(Reuters) -U.S. refiner Valero Energy Corp’s quarterly earnings blew past Wall Street expectations on Tuesday, as margins strengthened on increasing tightness in U.S. refining capacity amid rising demand and lower worldwide product supply.
Refiners’ earnings are expected to remain strong in coming quarters as sanctions on Russia following its invasion of Ukraine have cut global product inventories at a time when fuel demand has rebounded to near pre-pandemic levels. In addition, numerous facilities have closed in the last year, boosting profitability for existing refiners.
Valero’s quarterly refining margin more than doubled to $3.21 billion from a year earlier.
Analysts are looking for bigger returns in the second quarter as Valero ends planned first-quarter maintenance at its refineries and the United States moves into the summer driving season.
Paul Sankey of Sankey Research said he expects Valero’s earnings before interest, taxes, depreciation and amortization (EBITDA) to hit $3.5 billion, or $5 per share, in the second quarter.
“For the first time in 20 years covering the U.S. refiners, we are making an explicitly supply-side argument that U.S. refining capacity is structurally tight,” Sankey wrote in a Tuesday morning note.
For the first quarter, Valero realized adjusted net income of $944 million, or $2.31 a share, on revenues of $38.5 billion. A year ago, when the world was laboring under restrictions to limit the COVID-19 pandemic, Valero saw an adjusted net loss of $666 million, or $1.64 a share, on revenues of $20.8 billion.
Five U.S. crude oil refineries have shut in the past 20 months, and last week Lyondell Basell Industries announced plans to shutter its Houston refinery by the end of 2023 as it has been unable to find a buyer for the plant.
Existing capacity can’t stretch very much to meet increases in demand, said Gary Simmons, Valero’s chief commercial officer during Tuesday’s call.
“It’s hard to see that refinery utilization can increase much,” Simmons said. “We’ve been in this 93% utilization … generally, you can’t sustain it for long periods of time.

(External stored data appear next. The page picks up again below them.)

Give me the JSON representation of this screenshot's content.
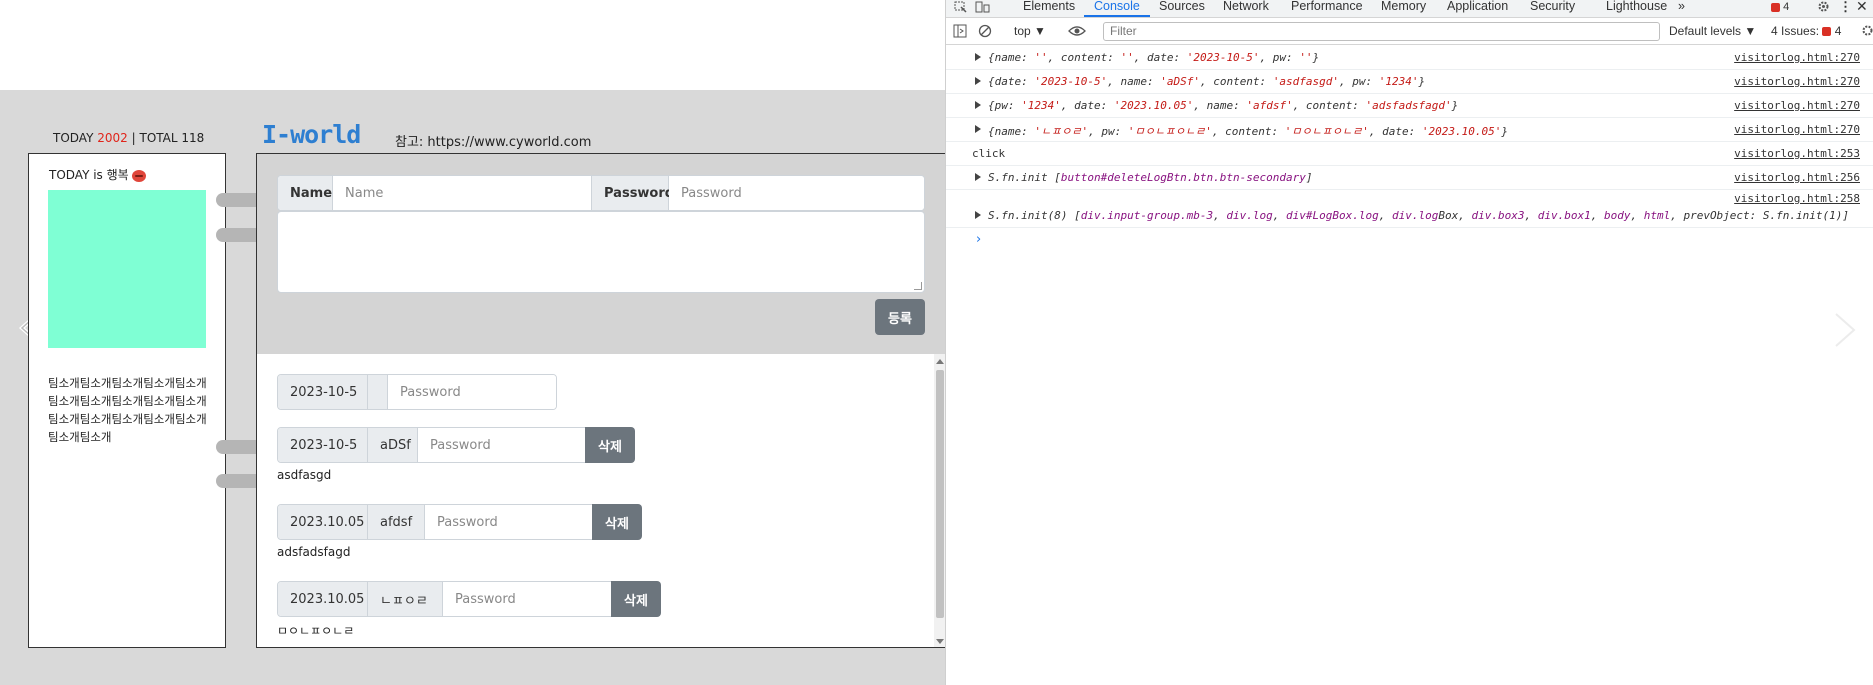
{
  "page": {
    "stats": {
      "today_label": "TODAY",
      "today_count": "2002",
      "separator": "|",
      "total_label": "TOTAL",
      "total_count": "118"
    },
    "site_title": "I-world",
    "reference": "참고: https://www.cyworld.com",
    "profile": {
      "mood": "TODAY is 행복",
      "image_color": "#7fffd4",
      "intro": "팀소개팀소개팀소개팀소개팀소개팀소개팀소개팀소개팀소개팀소개팀소개팀소개팀소개팀소개팀소개팀소개팀소개"
    },
    "form": {
      "name_label": "Name",
      "name_placeholder": "Name",
      "password_label": "Password",
      "password_placeholder": "Password",
      "register_button": "등록"
    },
    "logs": [
      {
        "date": "2023-10-5",
        "name": "",
        "password_placeholder": "Password",
        "delete_label": "",
        "content": ""
      },
      {
        "date": "2023-10-5",
        "name": "aDSf",
        "password_placeholder": "Password",
        "delete_label": "삭제",
        "content": "asdfasgd"
      },
      {
        "date": "2023.10.05",
        "name": "afdsf",
        "password_placeholder": "Password",
        "delete_label": "삭제",
        "content": "adsfadsfagd"
      },
      {
        "date": "2023.10.05",
        "name": "ㄴㅍㅇㄹ",
        "password_placeholder": "Password",
        "delete_label": "삭제",
        "content": "ㅁㅇㄴㅍㅇㄴㄹ"
      }
    ]
  },
  "devtools": {
    "tabs": [
      "Elements",
      "Console",
      "Sources",
      "Network",
      "Performance",
      "Memory",
      "Application",
      "Security",
      "Lighthouse",
      "»"
    ],
    "active_tab": "Console",
    "error_count": "4",
    "context": "top",
    "filter_placeholder": "Filter",
    "levels": "Default levels",
    "issues_label": "4 Issues:",
    "issues_count": "4",
    "console_rows": [
      {
        "expandable": true,
        "source": "visitorlog.html:270"
      },
      {
        "expandable": true,
        "source": "visitorlog.html:270"
      },
      {
        "expandable": true,
        "source": "visitorlog.html:270"
      },
      {
        "expandable": true,
        "source": "visitorlog.html:270"
      },
      {
        "expandable": false,
        "text": "click",
        "source": "visitorlog.html:253"
      },
      {
        "expandable": true,
        "source": "visitorlog.html:256"
      },
      {
        "expandable": false,
        "text": "",
        "source": "visitorlog.html:258"
      },
      {
        "expandable": true,
        "source": ""
      }
    ],
    "row_texts": {
      "r0": "{name: '', content: '', date: '2023-10-5', pw: ''}",
      "r1": "{date: '2023-10-5', name: 'aDSf', content: 'asdfasgd', pw: '1234'}",
      "r2": "{pw: '1234', date: '2023.10.05', name: 'afdsf', content: 'adsfadsfagd'}",
      "r3": "{name: 'ㄴㅍㅇㄹ', pw: 'ㅁㅇㄴㅍㅇㄴㄹ', content: 'ㅁㅇㄴㅍㅇㄴㄹ', date: '2023.10.05'}",
      "r5": "S.fn.init [button#deleteLogBtn.btn.btn-secondary]",
      "r7": "S.fn.init(8) [div.input-group.mb-3, div.log, div#LogBox.log, div.logBox, div.box3, div.box1, body, html, prevObject: S.fn.init(1)]"
    },
    "prompt_symbol": "›"
  }
}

So I don’t think there’s a lot of room on refinery utilization in terms of increasing supply. I think the markets will have to balance more on the demand side.”

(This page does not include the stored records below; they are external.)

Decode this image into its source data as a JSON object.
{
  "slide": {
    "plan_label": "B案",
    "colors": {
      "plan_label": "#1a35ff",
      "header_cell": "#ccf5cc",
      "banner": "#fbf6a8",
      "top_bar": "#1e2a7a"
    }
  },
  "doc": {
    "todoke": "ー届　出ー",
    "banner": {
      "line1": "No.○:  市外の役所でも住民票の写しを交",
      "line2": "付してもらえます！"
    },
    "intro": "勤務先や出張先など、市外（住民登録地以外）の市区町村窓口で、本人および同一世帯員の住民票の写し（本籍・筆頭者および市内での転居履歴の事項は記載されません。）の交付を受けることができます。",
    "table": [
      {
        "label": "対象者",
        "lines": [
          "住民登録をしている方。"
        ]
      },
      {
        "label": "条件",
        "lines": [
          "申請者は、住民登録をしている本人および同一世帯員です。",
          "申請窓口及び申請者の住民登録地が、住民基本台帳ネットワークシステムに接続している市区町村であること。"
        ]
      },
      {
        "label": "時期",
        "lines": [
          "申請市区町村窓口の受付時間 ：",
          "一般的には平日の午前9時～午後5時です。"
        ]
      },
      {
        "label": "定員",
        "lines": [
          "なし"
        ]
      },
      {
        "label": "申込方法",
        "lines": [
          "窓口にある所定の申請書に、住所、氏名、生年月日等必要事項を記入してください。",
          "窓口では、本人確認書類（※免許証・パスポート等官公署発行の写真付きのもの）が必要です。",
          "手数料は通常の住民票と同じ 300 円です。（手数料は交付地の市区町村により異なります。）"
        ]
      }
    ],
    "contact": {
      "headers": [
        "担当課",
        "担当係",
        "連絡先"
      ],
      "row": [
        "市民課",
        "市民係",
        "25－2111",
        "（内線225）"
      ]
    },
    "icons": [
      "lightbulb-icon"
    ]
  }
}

Valero, the first major U.S. refiner to post quarterly results, said its total refinery throughput volumes averaged 2.8 million barrels per day (bpd) in the quarter ended March 31, 390,000 bpd higher than a year earlier.
Homer Bhullar, Valero’s vice president of investor relations, said the company’s 14 refineries may operate up to 89% of combined total capacity of 3.18 million bpd in the second quarter.
The company’s refining segment posted adjusted operating income of $1.47 billion, compared with an adjusted loss of $506 million in the year-ago period. Its per-barrel refining margin was $12.74 in the first quarter, compared with $6.91 for the year-ago period.
“The fundamentals that drove strong results in the first quarter, particularly in March, continue to provide a positive backdrop for refining margins,” Chief Executive Officer Joe Gorder said in a statement.
Rivals Phillips 66 and Marathon Petroleum Corp are also expected to post a quarterly profit compared to year-ago losses.
Valero shares were up 5.1% to $106.07 in afternoon trading in New York.